God was going to fulfil a promise made to David, who would become a witness ruler and commander of peoples. Nations that we know nothing about will come running to us because of God, the Holy One of Israel who has transformed us into an object of splendour through Him.

Messianic Message

Just like statistics, the chosen Haftarah passages can hide more than they reveal. Haftarat Ekev studied last week ends with Isaiah 51:3 and this week begins with Isaiah 54:11 missing the passages that so clearly speak of our Messiah in Isaiah 52:13-53:12

The message that does come through clearly in this Parsha is the need to stay close to God and to his Word. The blessings of keeping close to and obeying the voice of God as he leads us by His Spirit are a source of great joy. On the other hand, defiance leads to God’s discipline which can be catastrophic

It is a dreadful thing to fall into the hands of the living God. (Hebrews 10:31)

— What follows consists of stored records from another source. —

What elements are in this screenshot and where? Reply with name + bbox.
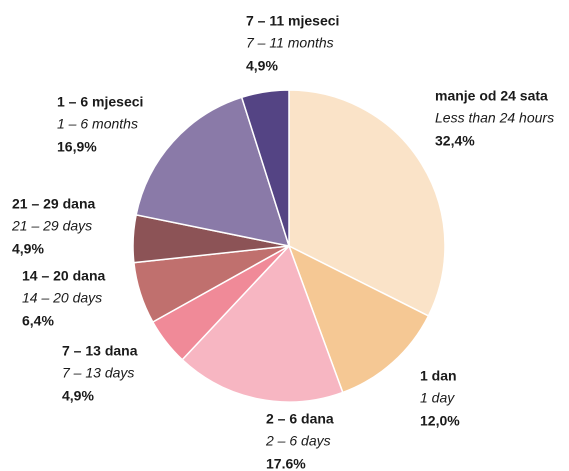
slice-label: 1 – 6 mjeseci: [57, 94, 143, 110]
slice-value-label: 6,4%: [22, 313, 54, 329]
slice-label: manje od 24 sata: [435, 88, 548, 104]
slice-label: 1 dan: [420, 368, 457, 384]
pie-slice: [287, 244, 430, 394]
slice-sublabel: Less than 24 hours: [435, 110, 554, 126]
pie-slice: [135, 96, 291, 247]
slice-sublabel: 1 – 6 months: [57, 116, 138, 132]
slice-value-label: 16,9%: [57, 139, 97, 155]
slice-label: 21 – 29 dana: [12, 196, 95, 212]
slice-sublabel: 7 – 11 months: [246, 35, 334, 51]
slice-sublabel: 21 – 29 days: [11, 218, 92, 234]
slice-value-label: 32,4%: [435, 133, 475, 149]
slice-sublabel: 14 – 20 days: [22, 290, 102, 306]
slice-value-label: 4,9%: [62, 388, 94, 404]
slice-label: 14 – 20 dana: [22, 268, 105, 284]
pie-slice: [181, 244, 344, 403]
slice-value-label: 4,9%: [246, 58, 278, 74]
pie-slice: [288, 89, 446, 317]
slice-value-label: 4,9%: [12, 241, 44, 257]
slice-sublabel: 2 – 6 days: [265, 433, 331, 449]
slice-label: 7 – 13 dana: [62, 343, 138, 359]
slice-sublabel: 1 day: [420, 390, 455, 406]
pie-slice: [240, 89, 290, 247]
slice-value-label: 17.6%: [266, 456, 306, 471]
slice-sublabel: 7 – 13 days: [62, 365, 134, 381]
slice-label: 7 – 11 mjeseci: [246, 13, 339, 29]
slice-label: 2 – 6 dana: [266, 411, 334, 427]
slice-value-label: 12,0%: [420, 413, 460, 429]
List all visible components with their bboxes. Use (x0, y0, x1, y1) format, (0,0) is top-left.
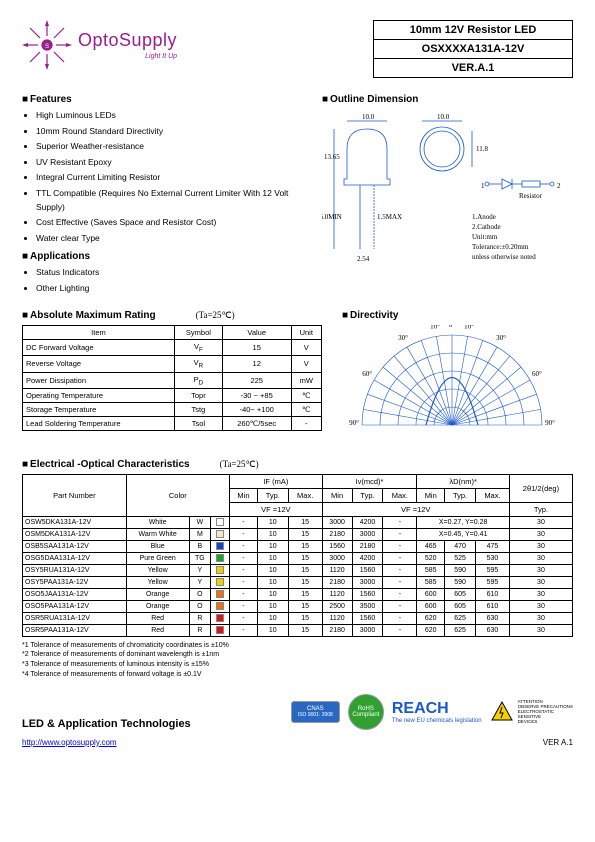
website-link[interactable]: http://www.optosupply.com (22, 738, 117, 747)
logo-icon: S (22, 20, 72, 70)
svg-text:S: S (45, 44, 49, 50)
svg-text:Resistor: Resistor (519, 192, 543, 200)
applications-list: Status Indicators Other Lighting (22, 266, 302, 295)
svg-text:10.0: 10.0 (362, 113, 375, 121)
logo-block: S OptoSupply Light It Up (22, 20, 177, 70)
svg-text:1: 1 (481, 182, 485, 190)
svg-text:90°: 90° (349, 419, 359, 427)
applications-heading: Applications (22, 251, 302, 262)
svg-text:Tolerance:±0.20mm: Tolerance:±0.20mm (472, 243, 529, 251)
outline-drawing: 10.0 13.65 26.0MIN 1.5MAX 2.54 10.0 11.8… (322, 109, 572, 279)
svg-text:0°: 0° (449, 325, 456, 329)
svg-text:1.Anode: 1.Anode (472, 213, 496, 221)
svg-text:unless otherwise noted: unless otherwise noted (472, 253, 536, 261)
feature-item: High Luminous LEDs (36, 109, 302, 123)
esd-icon (490, 700, 514, 724)
svg-text:60°: 60° (362, 370, 372, 378)
svg-text:1.5MAX: 1.5MAX (377, 213, 402, 221)
eoc-table: Part NumberColorIF (mA)Iv(mcd)*λD(nm)*2θ… (22, 474, 573, 637)
eoc-condition: (Ta=25℃) (220, 459, 259, 470)
svg-text:26.0MIN: 26.0MIN (322, 213, 342, 221)
version-footer: VER A.1 (543, 738, 573, 747)
header: S OptoSupply Light It Up 10mm 12V Resist… (22, 20, 573, 78)
feature-item: UV Resistant Epoxy (36, 156, 302, 170)
title-partno: OSXXXXA131A-12V (373, 40, 573, 59)
svg-text:30°: 30° (496, 334, 506, 342)
svg-text:2: 2 (557, 182, 561, 190)
cnas-badge: CNASISO 9001: 2008 (291, 701, 340, 723)
svg-text:30°: 30° (398, 334, 408, 342)
footer: LED & Application Technologies CNASISO 9… (22, 694, 573, 730)
rohs-badge: RoHS Compliant (348, 694, 384, 730)
outline-heading: Outline Dimension (322, 94, 572, 105)
feature-item: Integral Current Limiting Resistor (36, 171, 302, 185)
feature-item: 10mm Round Standard Directivity (36, 125, 302, 139)
features-list: High Luminous LEDs 10mm Round Standard Di… (22, 109, 302, 245)
application-item: Other Lighting (36, 282, 302, 296)
feature-item: Cost Effective (Saves Space and Resistor… (36, 216, 302, 230)
svg-text:10.0: 10.0 (437, 113, 450, 121)
badges: CNASISO 9001: 2008 RoHS Compliant REACHT… (291, 694, 573, 730)
svg-text:10°: 10° (464, 325, 474, 330)
features-heading: Features (22, 94, 302, 105)
amr-heading: Absolute Maximum Rating (22, 310, 156, 321)
svg-text:60°: 60° (532, 370, 542, 378)
feature-item: Water clear Type (36, 232, 302, 246)
title-product: 10mm 12V Resistor LED (373, 20, 573, 40)
tagline: Light It Up (78, 53, 177, 60)
svg-text:Unit:mm: Unit:mm (472, 233, 498, 241)
amr-condition: (Ta=25℃) (196, 310, 235, 321)
eoc-heading: Electrical -Optical Characteristics (22, 459, 190, 470)
svg-text:2.Cathode: 2.Cathode (472, 223, 501, 231)
brand-name: OptoSupply (78, 30, 177, 51)
application-item: Status Indicators (36, 266, 302, 280)
reach-badge: REACHThe new EU chemicals legislation (392, 700, 482, 724)
bottom-line: http://www.optosupply.com VER A.1 (22, 738, 573, 747)
svg-text:90°: 90° (545, 419, 555, 427)
feature-item: TTL Compatible (Requires No External Cur… (36, 187, 302, 214)
feature-item: Superior Weather-resistance (36, 140, 302, 154)
svg-text:2.54: 2.54 (357, 255, 370, 263)
svg-text:11.8: 11.8 (476, 145, 488, 153)
footer-tagline: LED & Application Technologies (22, 718, 191, 730)
esd-badge: ATTENTION OBSERVE PRECAUTIONS ELECTROSTA… (490, 699, 573, 724)
svg-text:10°: 10° (430, 325, 440, 330)
footnotes: *1 Tolerance of measurements of chromati… (22, 641, 573, 680)
directivity-chart: 90° 60° 30° 10° 0° 10° 30° 60° 90° (342, 325, 562, 445)
svg-text:13.65: 13.65 (324, 153, 340, 161)
directivity-heading: Directivity (342, 310, 562, 321)
amr-table: ItemSymbolValueUnitDC Forward VoltageVF1… (22, 325, 322, 432)
title-box: 10mm 12V Resistor LED OSXXXXA131A-12V VE… (373, 20, 573, 78)
title-version: VER.A.1 (373, 59, 573, 78)
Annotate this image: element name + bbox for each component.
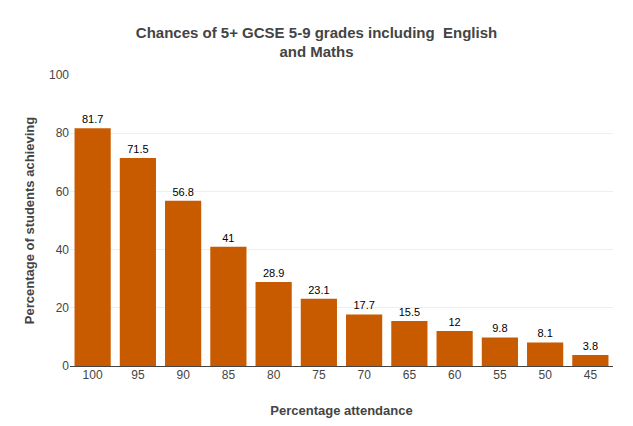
- svg-text:70: 70: [357, 368, 371, 382]
- svg-text:81.7: 81.7: [82, 113, 103, 125]
- svg-text:75: 75: [312, 368, 326, 382]
- svg-text:80: 80: [267, 368, 281, 382]
- svg-text:71.5: 71.5: [127, 143, 148, 155]
- svg-text:41: 41: [222, 232, 234, 244]
- svg-text:3.8: 3.8: [583, 340, 598, 352]
- svg-text:8.1: 8.1: [537, 327, 552, 339]
- svg-text:95: 95: [131, 368, 145, 382]
- svg-text:55: 55: [493, 368, 507, 382]
- svg-text:80: 80: [56, 126, 70, 140]
- svg-text:Percentage of students achievi: Percentage of students achieving: [22, 117, 37, 324]
- svg-text:Chances of 5+ GCSE 5-9 grades: Chances of 5+ GCSE 5-9 grades including …: [136, 24, 497, 61]
- svg-text:100: 100: [49, 68, 69, 82]
- svg-text:23.1: 23.1: [308, 284, 329, 296]
- svg-text:28.9: 28.9: [263, 267, 284, 279]
- svg-text:0: 0: [62, 359, 69, 373]
- svg-text:60: 60: [56, 185, 70, 199]
- svg-text:50: 50: [538, 368, 552, 382]
- svg-text:9.8: 9.8: [492, 322, 507, 334]
- svg-text:65: 65: [403, 368, 417, 382]
- svg-text:56.8: 56.8: [172, 186, 193, 198]
- svg-text:17.7: 17.7: [353, 299, 374, 311]
- svg-text:45: 45: [584, 368, 598, 382]
- svg-text:90: 90: [176, 368, 190, 382]
- svg-text:60: 60: [448, 368, 462, 382]
- svg-text:85: 85: [222, 368, 236, 382]
- svg-text:40: 40: [56, 243, 70, 257]
- svg-text:12: 12: [449, 316, 461, 328]
- svg-text:100: 100: [83, 368, 103, 382]
- svg-text:15.5: 15.5: [399, 306, 420, 318]
- svg-text:Percentage attendance: Percentage attendance: [270, 403, 412, 418]
- svg-text:20: 20: [56, 301, 70, 315]
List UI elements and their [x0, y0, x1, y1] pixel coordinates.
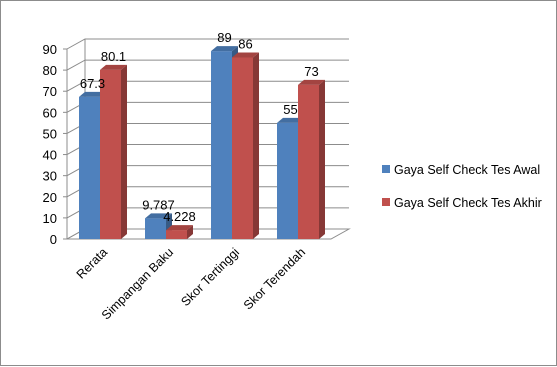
bar-side	[253, 52, 259, 239]
bar	[100, 64, 127, 240]
y-tick-label: 40	[43, 148, 57, 163]
legend: Gaya Self Check Tes Awal Gaya Self Check …	[382, 163, 542, 210]
gridline	[66, 59, 349, 71]
y-tick-label: 80	[43, 63, 57, 78]
bar-front	[211, 51, 232, 239]
data-label: 89	[217, 30, 231, 45]
bar-top	[211, 46, 238, 52]
y-axis-ticks: 0 10 20 30 40 50 60 70 80 90	[43, 42, 57, 247]
data-label: 80.1	[101, 49, 126, 64]
legend-swatch	[382, 165, 390, 173]
y-tick-label: 10	[43, 211, 57, 226]
category-label: Rerata	[74, 245, 110, 281]
bar-top	[277, 117, 304, 123]
data-label: 73	[304, 64, 318, 79]
legend-item: Gaya Self Check Tes Akhir	[382, 196, 542, 210]
bar-front	[145, 218, 166, 239]
y-tick-label: 0	[50, 232, 57, 247]
y-tick-label: 60	[43, 105, 57, 120]
data-label: 67.3	[80, 76, 105, 91]
legend-label: Gaya Self Check Tes Awal	[394, 163, 540, 177]
bar-side	[187, 225, 193, 239]
bar-top	[166, 225, 193, 231]
bar-side	[319, 79, 325, 239]
bars	[79, 46, 325, 240]
bar-front	[232, 57, 253, 239]
bar-top	[232, 52, 259, 58]
y-tick-label: 90	[43, 42, 57, 57]
category-label: Simpangan Baku	[99, 245, 176, 322]
bar	[232, 52, 259, 239]
gridline	[66, 80, 349, 92]
data-label: 55	[283, 102, 297, 117]
bar-top	[79, 91, 106, 97]
bar-front	[166, 230, 187, 239]
bar	[298, 79, 325, 239]
data-label: 4.228	[163, 209, 196, 224]
bar-front	[298, 84, 319, 239]
data-label: 9.787	[142, 197, 175, 212]
gridline	[66, 38, 349, 50]
bar-front	[277, 122, 298, 239]
legend-item: Gaya Self Check Tes Awal	[382, 163, 540, 177]
y-tick-label: 20	[43, 190, 57, 205]
data-label: 86	[238, 36, 252, 51]
bar-top	[145, 213, 172, 219]
legend-label: Gaya Self Check Tes Akhir	[394, 196, 542, 210]
category-label: Skor Tertinggi	[178, 245, 242, 309]
y-tick-label: 30	[43, 169, 57, 184]
legend-swatch	[382, 198, 390, 206]
y-tick-label: 70	[43, 84, 57, 99]
bar-top	[100, 64, 127, 70]
bar-side	[121, 64, 127, 240]
bar	[166, 225, 193, 239]
category-label: Skor Terendah	[241, 245, 308, 312]
bar-top	[298, 79, 325, 85]
y-tick-label: 50	[43, 126, 57, 141]
bar-front	[100, 69, 121, 240]
bar-front	[79, 96, 100, 239]
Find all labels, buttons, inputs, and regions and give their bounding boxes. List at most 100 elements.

The danger of false prophets is ever with us and likewise, it’s important to be discerning about what we read and which preachers we listen to. In ancient Israel even a spouse or a close family member suggesting worshipping other gods was to be put to death. As believers under the New Covenant, we need to be careful as well.

‘If anyone comes to me and does not hate father and mother, wife and children, brothers and sisters – yes, even their own life – such a person cannot be my disciple. (Luke 14:26)

That does not mean being violent towards those we love. It means that when faced with a choice between doing the will of God and of those whom we love God’s will has to take precedence. The paradox is that as we chose to prefer God, our relationships that we have chosen not to make a priority will likely in practice improve.

The other thread that we see in this Parsha is that of joy. When the tithes were brought to the Sanctuary there was to be a time of great joy and celebration. The same was to happen when the full harvest was brought in over the Feast of Tabernacles. It is the will of God that we should have joy and be thankful at all times.

Rejoice always,
pray constantly,
in everything give thanks;
for this is God’s will for you in Messiah Yeshua(1 Thessalonians 5:16-18 TLV)

The history of Israel is one of rebellion followed by punishment followed by restoration. Our punishment was taken by Yeshua as expressed in the Haftarah non-included passages about which the silence is deafening.

Surely, He has borne our griefs and carried our pains. (Isaiah 53:4)

He does however continue to put us through the furnace to produce a vessel fit for his kingdom.  The end result will be a people God can use for his glory.